TOKYO – Honda Motor Co. siap melanjutkan pembicaraan merger dengan Nissan Motor Co. untuk membentuk produsen otomotif terbesar keempat dalam dunia, dengan ketentuan Chief Executive Officer (CEO) Nissan, Makoto Uchida, mengundurkan diri.
Kedua perusahaan tersebut, yang dimaksud merupakan produsen otomotif terbesar kedua serta ketiga di dalam Negeri Sakura pasca Toyota Motor Corp., sebelumnya telah terjadi mengadakan pembicaraan untuk membentuk sebuah perusahaan.
Langkah ini ditujukan untuk mengatasi kekurangan model hibrida di dalam bursa Amerika Serikat dan juga persaingan ketat dari produsen lokal di area China, yang digunakan sudah menyebabkan penurunan pendapatan Nissan.
Namun, pembicaraan terhambat minggu lalu dikarenakan perbedaan pendapat mengenai struktur merger, dengan Honda mengusulkan agar Nissan menjadi anak perusahaannya—proposal yang tersebut ditolak Nissan.

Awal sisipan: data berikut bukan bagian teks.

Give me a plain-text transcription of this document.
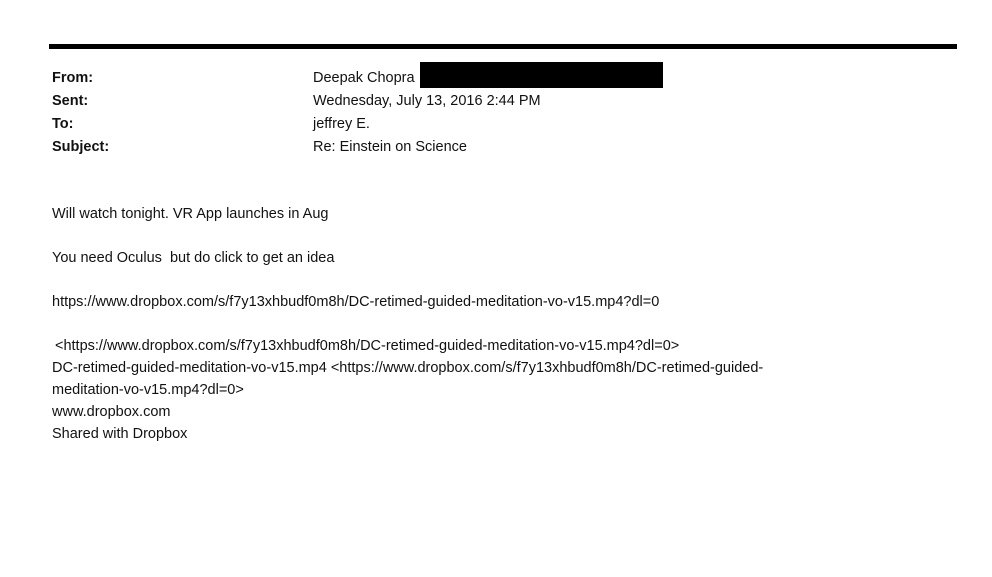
From:	Deepak Chopra
Sent:	Wednesday, July 13, 2016 2:44 PM
To:	jeffrey E.
Subject:	Re: Einstein on Science

Will watch tonight. VR App launches in Aug

You need Oculus  but do click to get an idea

https://www.dropbox.com/s/f7y13xhbudf0m8h/DC-retimed-guided-meditation-vo-v15.mp4?dl=0

<https://www.dropbox.com/s/f7y13xhbudf0m8h/DC-retimed-guided-meditation-vo-v15.mp4?dl=0>

DC-retimed-guided-meditation-vo-v15.mp4 <https://www.dropbox.com/s/f7y13xhbudf0m8h/DC-retimed-guided-

meditation-vo-v15.mp4?dl=0>

www.dropbox.com

Shared with Dropbox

Selain itu, ada ketegangan antara ketua eksekutif Nissan Makoto Uchida serta direktur utama Honda Toshihiro Mibe, menyusul ketidakpuasan terhadap laju restrukturisasi Nissan.
Uchida sekarang menghadapi tekanan untuk mengundurkan diri pada pertengahan 2025, menyusul kritik dari anggota komite Nissan dan juga mitra mereka, Renault.
Nissan, yang sedang berjuang dengan utang, kemungkinan besar mempertimbangkan mitra lain seperti Foxconn atau kelompok ekuitas swasta untuk dukungan keuangan.
Meskipun Honda belum mengumumkan tawaran pengambilalihan paksa, perusahaan telah dilakukan menyatakan kesediaannya untuk melanjutkan pembicaraan merger apabila terjadi pembaharuan di kepemimpinan Nissan.
Langkah ini mencerminkan tekanan yang tersebut dihadapi oleh produsen otomotif tradisional pada beradaptasi dengan dinamika bidang yang digunakan berubah, khususnya dengan munculnya produsen kendaraan listrik dari China.